No prestar atención a las señales del cuerpo es peligroso desde dos perspectivas diferentes. Por un lado, impide una mejor comunicación porque los interlocutores se limitan a oír lo que su contrincante les dice. Y digo contrincante porque en eso se convierten la mayoría de las personas que participan en una conversación, generalmente porque no prestan atención a los demás y a sus propias señales. La comunicación sería más fecunda si además de usar los oídos usáramos los ojos, el olfato, el gusto y el tacto. Pienso que nos estamos perdiendo de al menos el sesenta por ciento de nuestras conversaciones por no usar el cuerpo adecuadamente en ellas. Advierto, antes que hagan cálculos, que la estadística es personal y refleja mi opinión al respecto.

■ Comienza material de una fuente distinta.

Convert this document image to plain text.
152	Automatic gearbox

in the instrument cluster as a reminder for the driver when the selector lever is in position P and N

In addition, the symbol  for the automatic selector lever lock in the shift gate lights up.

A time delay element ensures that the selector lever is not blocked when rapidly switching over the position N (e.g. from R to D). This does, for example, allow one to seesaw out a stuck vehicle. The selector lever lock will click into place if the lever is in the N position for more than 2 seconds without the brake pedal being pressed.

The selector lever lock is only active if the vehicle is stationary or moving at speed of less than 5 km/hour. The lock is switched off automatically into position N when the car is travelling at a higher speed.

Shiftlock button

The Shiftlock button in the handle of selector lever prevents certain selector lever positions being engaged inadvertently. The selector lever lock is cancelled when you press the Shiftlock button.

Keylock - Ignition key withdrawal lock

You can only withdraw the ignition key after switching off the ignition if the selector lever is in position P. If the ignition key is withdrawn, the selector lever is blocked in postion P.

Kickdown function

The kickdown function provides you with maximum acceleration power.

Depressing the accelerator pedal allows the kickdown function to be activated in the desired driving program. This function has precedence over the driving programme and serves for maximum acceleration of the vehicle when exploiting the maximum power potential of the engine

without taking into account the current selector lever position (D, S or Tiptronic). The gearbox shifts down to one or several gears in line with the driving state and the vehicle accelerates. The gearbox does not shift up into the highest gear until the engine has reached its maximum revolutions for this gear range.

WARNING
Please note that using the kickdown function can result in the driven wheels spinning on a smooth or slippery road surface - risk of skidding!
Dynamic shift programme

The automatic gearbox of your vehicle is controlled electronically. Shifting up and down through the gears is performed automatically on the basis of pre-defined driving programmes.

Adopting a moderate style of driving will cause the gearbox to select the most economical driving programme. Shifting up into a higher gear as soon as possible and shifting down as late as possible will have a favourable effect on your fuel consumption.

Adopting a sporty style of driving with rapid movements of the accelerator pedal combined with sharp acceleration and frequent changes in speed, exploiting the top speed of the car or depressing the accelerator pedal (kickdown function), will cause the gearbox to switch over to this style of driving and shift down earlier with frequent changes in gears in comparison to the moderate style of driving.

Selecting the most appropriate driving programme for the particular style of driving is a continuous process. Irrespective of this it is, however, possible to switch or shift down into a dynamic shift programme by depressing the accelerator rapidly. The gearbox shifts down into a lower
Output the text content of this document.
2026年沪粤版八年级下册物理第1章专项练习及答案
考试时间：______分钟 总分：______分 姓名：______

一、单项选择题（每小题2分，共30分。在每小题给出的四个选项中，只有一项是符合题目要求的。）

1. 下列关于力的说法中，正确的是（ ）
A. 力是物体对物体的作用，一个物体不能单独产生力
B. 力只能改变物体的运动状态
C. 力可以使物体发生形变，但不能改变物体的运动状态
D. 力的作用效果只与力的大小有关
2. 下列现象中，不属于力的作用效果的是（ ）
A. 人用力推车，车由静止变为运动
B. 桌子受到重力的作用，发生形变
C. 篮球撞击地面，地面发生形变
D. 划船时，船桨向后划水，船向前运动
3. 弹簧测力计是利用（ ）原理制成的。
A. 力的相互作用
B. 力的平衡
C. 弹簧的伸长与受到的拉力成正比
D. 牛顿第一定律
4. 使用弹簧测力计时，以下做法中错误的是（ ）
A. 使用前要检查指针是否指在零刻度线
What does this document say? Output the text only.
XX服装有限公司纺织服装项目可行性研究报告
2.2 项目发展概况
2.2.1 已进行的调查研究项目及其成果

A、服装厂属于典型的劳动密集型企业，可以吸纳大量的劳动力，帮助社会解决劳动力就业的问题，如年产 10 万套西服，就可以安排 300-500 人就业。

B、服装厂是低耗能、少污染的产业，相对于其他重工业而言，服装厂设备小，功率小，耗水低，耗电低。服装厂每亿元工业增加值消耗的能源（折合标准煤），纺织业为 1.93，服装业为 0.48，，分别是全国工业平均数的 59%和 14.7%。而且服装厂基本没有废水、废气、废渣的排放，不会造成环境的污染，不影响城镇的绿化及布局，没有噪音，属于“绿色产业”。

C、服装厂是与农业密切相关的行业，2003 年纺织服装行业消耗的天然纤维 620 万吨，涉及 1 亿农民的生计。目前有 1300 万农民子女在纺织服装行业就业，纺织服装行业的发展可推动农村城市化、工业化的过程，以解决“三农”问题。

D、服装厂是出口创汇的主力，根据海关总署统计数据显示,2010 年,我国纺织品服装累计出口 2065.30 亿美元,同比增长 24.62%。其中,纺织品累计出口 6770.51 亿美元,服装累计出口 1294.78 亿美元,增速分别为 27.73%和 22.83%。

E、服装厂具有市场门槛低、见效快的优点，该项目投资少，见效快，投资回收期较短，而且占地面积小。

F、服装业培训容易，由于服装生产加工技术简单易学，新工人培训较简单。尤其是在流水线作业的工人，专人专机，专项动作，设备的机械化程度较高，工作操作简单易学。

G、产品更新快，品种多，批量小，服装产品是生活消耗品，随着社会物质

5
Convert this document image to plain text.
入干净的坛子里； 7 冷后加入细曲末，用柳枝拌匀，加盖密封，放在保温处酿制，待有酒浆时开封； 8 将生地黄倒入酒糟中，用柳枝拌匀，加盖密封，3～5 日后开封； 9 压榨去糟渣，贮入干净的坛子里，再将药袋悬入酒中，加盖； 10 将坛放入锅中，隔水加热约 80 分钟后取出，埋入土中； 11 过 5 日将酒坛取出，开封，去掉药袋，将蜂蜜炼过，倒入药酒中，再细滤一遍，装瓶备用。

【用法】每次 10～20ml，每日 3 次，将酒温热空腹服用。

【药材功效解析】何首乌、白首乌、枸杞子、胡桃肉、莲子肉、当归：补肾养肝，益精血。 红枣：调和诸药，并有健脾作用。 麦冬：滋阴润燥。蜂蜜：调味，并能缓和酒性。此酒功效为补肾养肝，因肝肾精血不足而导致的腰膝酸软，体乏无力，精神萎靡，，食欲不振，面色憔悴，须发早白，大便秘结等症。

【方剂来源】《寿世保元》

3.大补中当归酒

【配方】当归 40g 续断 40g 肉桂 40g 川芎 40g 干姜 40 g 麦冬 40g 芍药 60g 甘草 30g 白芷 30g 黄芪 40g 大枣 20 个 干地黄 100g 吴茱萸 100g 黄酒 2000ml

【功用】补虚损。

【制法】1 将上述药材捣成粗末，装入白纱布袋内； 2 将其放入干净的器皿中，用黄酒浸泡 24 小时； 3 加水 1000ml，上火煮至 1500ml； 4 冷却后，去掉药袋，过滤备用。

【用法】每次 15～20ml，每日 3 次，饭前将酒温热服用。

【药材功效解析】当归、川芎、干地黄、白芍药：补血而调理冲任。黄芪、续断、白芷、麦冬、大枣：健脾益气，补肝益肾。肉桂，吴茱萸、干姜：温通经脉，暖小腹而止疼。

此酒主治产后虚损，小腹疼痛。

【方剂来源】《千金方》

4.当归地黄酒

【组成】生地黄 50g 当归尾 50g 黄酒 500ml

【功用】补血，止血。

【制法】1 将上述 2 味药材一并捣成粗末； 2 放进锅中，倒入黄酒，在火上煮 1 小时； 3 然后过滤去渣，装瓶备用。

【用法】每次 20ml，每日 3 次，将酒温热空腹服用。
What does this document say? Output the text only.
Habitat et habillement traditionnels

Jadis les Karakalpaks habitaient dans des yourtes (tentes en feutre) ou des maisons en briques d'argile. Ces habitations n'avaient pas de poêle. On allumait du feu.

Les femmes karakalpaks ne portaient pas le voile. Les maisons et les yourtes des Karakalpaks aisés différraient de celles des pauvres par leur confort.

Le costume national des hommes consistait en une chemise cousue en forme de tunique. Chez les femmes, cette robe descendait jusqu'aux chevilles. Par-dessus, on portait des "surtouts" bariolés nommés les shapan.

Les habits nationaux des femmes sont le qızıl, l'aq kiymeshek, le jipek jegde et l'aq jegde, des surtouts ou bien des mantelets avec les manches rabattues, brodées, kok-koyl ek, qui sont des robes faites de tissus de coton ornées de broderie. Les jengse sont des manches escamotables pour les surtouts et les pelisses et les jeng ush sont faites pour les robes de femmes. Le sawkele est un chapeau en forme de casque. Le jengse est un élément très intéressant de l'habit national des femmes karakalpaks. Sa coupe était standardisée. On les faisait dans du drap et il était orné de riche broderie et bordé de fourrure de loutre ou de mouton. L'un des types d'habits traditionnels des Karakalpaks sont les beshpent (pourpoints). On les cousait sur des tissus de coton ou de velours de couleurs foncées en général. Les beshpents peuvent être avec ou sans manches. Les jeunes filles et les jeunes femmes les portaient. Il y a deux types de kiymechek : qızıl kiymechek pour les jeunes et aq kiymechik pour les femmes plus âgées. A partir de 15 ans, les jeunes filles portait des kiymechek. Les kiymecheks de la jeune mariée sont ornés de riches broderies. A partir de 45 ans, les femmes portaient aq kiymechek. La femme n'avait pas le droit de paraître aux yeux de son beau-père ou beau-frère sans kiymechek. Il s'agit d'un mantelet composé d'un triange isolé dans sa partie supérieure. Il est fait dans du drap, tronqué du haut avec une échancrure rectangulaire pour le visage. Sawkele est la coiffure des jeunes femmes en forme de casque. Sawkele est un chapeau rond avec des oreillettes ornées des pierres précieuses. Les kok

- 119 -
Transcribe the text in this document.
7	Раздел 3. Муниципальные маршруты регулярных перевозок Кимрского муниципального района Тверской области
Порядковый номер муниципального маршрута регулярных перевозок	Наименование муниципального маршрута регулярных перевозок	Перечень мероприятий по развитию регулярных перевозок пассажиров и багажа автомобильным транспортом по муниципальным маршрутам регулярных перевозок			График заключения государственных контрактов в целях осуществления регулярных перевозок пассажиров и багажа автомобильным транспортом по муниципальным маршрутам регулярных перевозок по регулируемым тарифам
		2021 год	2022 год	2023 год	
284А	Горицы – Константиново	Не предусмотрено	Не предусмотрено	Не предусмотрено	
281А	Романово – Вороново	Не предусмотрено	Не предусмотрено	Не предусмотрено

Por otro lado, no prestar atención a las señales del cuerpo implica que a veces, tal vez muchas, somos manipulados sin darnos cuenta por personas que sí saben leerlas y usarlas a su favor. Cuántas veces no nos hemos visto prácticamente obligados a comprar algo que en realidad no queríamos. Un buen vendedor sabe lo que hace—lo que no implica que sea conciente de ello. La lista continúa y se hace cada vez más grave, desde la publicidad engañosa hasta los chantajes emocionales.

No estoy diciendo que la falta de atención hacia el cuerpo sea la causa de todo esto. Lo que digo es que es una parte importante. La causa final es la ignorancia. Del propio cuerpo, de la propia mente, del propio entorno. La ignorancia es la verdadera enemiga y en este sentido la ignorancia del cuerpo es una de las mayores que tenemos todos en estos días. Sin importar cuánto vayamos al gimnasio o cuán locuaces seamos, no sabemos nada sobre nuestro cuerpo.

A muchos no les gustan los gatos. A mí sí. Me encanta verlos charlar sabiendo que se dicen todo lo que tienen que decirse y que se entienden tan bien como necesitan entenderse. Como siempre, podemos aprender mucho observando. No sólo a los gatos claro, también unos a otros.